I may not agree that it should be 8, but I don't see any rigorous or well-reasoned model here to explain why "you can copyright 8 notes" is a festering disease when it seems like people are not reasoning through why something should or shouldn't be copyrightable.


Existing laws were written before this technology existed.

Copyright isn't a law of nature, but a tool to balance needs of creators and everyone else. With this tech the power has definitely shifted, so the existing law may not be adequate any more.


why does society and technology have to constantly adapt to ancillary legal requirements, while the laws themselves rarely adapt (e.g. never expire)?


Creating a new technology and using it doesn't require the consensus of an entire society. Changing the law does, and so takes forever by comparison.


A good piece that express a balanced point of view on the question, even if I'm not convinced by the conclusion and solution proposed


I suspect we'll see "trade dress" lawsuits, because copyright doesn't apply. Probably from Disney.


It should say that the notion of intellectual property is nonsensical.


>But how much of a song or a painting can you reproduce?

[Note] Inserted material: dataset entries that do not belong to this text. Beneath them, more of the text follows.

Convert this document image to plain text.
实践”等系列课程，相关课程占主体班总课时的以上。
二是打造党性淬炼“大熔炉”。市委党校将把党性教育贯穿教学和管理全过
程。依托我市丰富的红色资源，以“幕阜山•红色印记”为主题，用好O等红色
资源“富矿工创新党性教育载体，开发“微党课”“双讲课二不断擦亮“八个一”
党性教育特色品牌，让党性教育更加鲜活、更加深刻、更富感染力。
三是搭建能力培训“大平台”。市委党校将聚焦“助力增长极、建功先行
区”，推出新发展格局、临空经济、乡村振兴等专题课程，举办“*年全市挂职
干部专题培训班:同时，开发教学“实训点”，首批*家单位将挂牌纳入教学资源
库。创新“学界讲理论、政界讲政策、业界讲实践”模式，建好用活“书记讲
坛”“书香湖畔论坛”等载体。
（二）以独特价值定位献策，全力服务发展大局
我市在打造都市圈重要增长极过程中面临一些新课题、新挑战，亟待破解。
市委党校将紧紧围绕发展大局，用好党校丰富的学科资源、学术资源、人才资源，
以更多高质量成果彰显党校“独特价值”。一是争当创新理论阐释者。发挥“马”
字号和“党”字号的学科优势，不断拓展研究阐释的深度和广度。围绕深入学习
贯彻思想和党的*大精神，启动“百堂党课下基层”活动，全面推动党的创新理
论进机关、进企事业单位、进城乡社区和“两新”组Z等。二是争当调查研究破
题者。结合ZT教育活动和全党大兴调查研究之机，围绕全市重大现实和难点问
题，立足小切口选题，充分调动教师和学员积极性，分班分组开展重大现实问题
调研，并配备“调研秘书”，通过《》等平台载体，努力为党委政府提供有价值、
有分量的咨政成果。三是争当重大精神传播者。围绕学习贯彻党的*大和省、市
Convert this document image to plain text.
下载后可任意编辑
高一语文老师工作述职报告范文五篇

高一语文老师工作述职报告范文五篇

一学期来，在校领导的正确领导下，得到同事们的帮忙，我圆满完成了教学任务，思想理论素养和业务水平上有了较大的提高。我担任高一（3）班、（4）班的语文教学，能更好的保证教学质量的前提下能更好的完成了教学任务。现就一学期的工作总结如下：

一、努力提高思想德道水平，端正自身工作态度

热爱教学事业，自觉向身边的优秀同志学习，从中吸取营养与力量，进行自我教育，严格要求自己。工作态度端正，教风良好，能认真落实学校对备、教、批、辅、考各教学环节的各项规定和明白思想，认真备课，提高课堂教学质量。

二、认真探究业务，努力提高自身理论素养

The reason why fair use is vague is specifically to confuse people who ask these kinds of questions. The Supreme Court needed a tool that artists could use to legally smack down people who republish fragments of other people's work, but didn't want to abolish the 1st Amendment in the process. So basically judges have the final say as to whether or not something is novel creativity or in debt to the original. Any hard-and-fast rule beyond "binding precedent applies" is effectively copyright abolition by degrees.

>We lost most of Elizabethan theater because there was no copyright. [..] Without some kind of protection, authors had no interest in publishing at all, let alone publishing accurate texts.

This is a dated example, if only because creative works leave a lot more evidence now than they used to. People today will act to preserve art against the artists own wishes and at great personal risk.

>and it’s easy to suspect that the actual payments will be similar to the royalties musicians get from streaming services: microcents per use

Given the amount of data these systems need (read: more than humanity can provide) I'd say microcents is arguably too high. Remember that you can't actually derive a clear chain of value between one particular training set entry and one particular execution of the model. It's all chucked into a blender that runs on almost-linear algebra and calculus. At best you can detect if parts of the image resemble specific training set examples[0] and pay people slightly more if the model regurgitates training set data.

Let's also keep in mind that a good chunk of the licensing system is based on being able to say no to specific users, or write very tailor-made licensing agreements for specific works or conditions. That's still going to be threatened, even if we can pay sub-Spotify-tier royalties every time a model trains itself on your work.

>It is easy to imagine an AI system that has been trained on the (many) Open Source and Creative Commons licenses.

Working on it: https://github.com/kmeisthax/PD-Diffusion

The thing is, we already have a good database of reusable, public-domain, no-attribution-necessary images; it's called Wikimedia Commons. I really can't fathom why OpenAI didn't start there, other than just an assumption that they were entitled to larger datasets or a feeling that they could get established before anyone sued.

Even then, OpenAI already tried this with computer code and they're getting sued for it anyway, because they never bothered with attribution in the case of training set regurgitation.

[0] This is possible because part of the prompt guidance process involves a thing called CLIP which can do both image and text classification in the same coordinate system.


Just an FYI but your link 404's. I assume it is a private repo.